Çalışmalarıyla takdir toplayan Türk Kızılay Akşehir Şubesi, bu kez yaşanmış bir olayın konu edildiği kamu spotu ile ülke gündeminde yer aldı.





Akşehir Şube Başkanı Yalın Sümer’in yaşadığı bir diyaloğa şahit olan Kurumsal Şube yetkililerinin, Türk Kızılay’ın Türkiye genelinde tanıtımında kullanmak üzere değerlendirdikleri konuşmanın hikayesi ve detayları şöyle:





“Aşevinin önünde oturmuş, aylar sonra ilk kez dışarı çıkan ihtiyarları izliyordum. Birden; manzarayla arama bir gölge girdi. Başımı kaldırdım, bir teyze. Nefes nefese elini uzatmış, avucundaki iki yüz lirayı göstererek bağış yapmak istediğini söylüyordu.

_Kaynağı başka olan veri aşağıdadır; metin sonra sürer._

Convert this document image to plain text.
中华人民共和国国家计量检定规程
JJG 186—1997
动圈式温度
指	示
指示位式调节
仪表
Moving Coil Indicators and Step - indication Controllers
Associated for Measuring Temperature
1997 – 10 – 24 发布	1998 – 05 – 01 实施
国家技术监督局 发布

İhtiyarlara tanınan dört saatlik sokağa çıkma izninin bitmesine birkaç dakika kalmıştı. Onu bekletmeyip içeriden makbuz istedim.
Yaşını sordum, ‘Bilmiyorum’ dedi. Adı Hatice’ymiş, iki odalı bir evde yalnız yaşıyormuş.





-Nereden geliyorsun?





Gözleri nemlendi, kabir, diyebildi.





Hatice teyze, sokağa çıkma yasağı başlayınca iki ay mezarlığa gidememiş. On beşinde ölen iki oğlu, kırk üçünde kaybettiği büyük oğlu ve eşi… Dördü yan yana yatıyor aynı mezarlıkta. “Ailemiz sekiz kişiydi, şimdi üç kişi kaldı.” diyor, nedense kendini saymayarak ve ekliyor, “Bir sonraki sokağa çıkma iznine kadar yaşar mıyım, bilmiyorum.” Elindeki parayı gösterip her seferinde, aşevine yiyecek alacaksınız, deyince bunun bir anlamı olmalı diye düşündüm. Neden, diye sordum; anlatmaya başladı: “Bir ay önce kapım çalındı. Hastaydım, kendime gelip açmakta zorlandım. Birkaç dakika sonra kapıya vardığımda bir koli buldum. Çeşmenin yanına bırakılmıştı. Kimseyi göremeyince mecburen alıp eve götürdüm. Sonra rüyamda dedemi gördüm, ihtiyacım olmadığı halde yardım aldığım için bana kızdı. Bu rüyayı üç gece art arda gördüm. Sonra konu komşuya sordum, öğrendim ki bu yardım Kızılay’ın aşevinden gelmiş. Benim yardıma ihtiyacım yok. O yüzden bu parayı size getirdim. Yiyecek alıp aşevinin yemeklerine katın.”





Ona, altmış beş yaş üstündekilere yardım götürmek zorunda olduğumuzu anlatsam da dinlemedi. Parayı getirebilmek için bir ay boyunca dışarı çıkmayı beklemiş ve gelemediği her gün oturup ağlamış Hatice teyze.





Neden ağladın, diye sordum:





-Ya karşılığını getiremeden ölseydim?”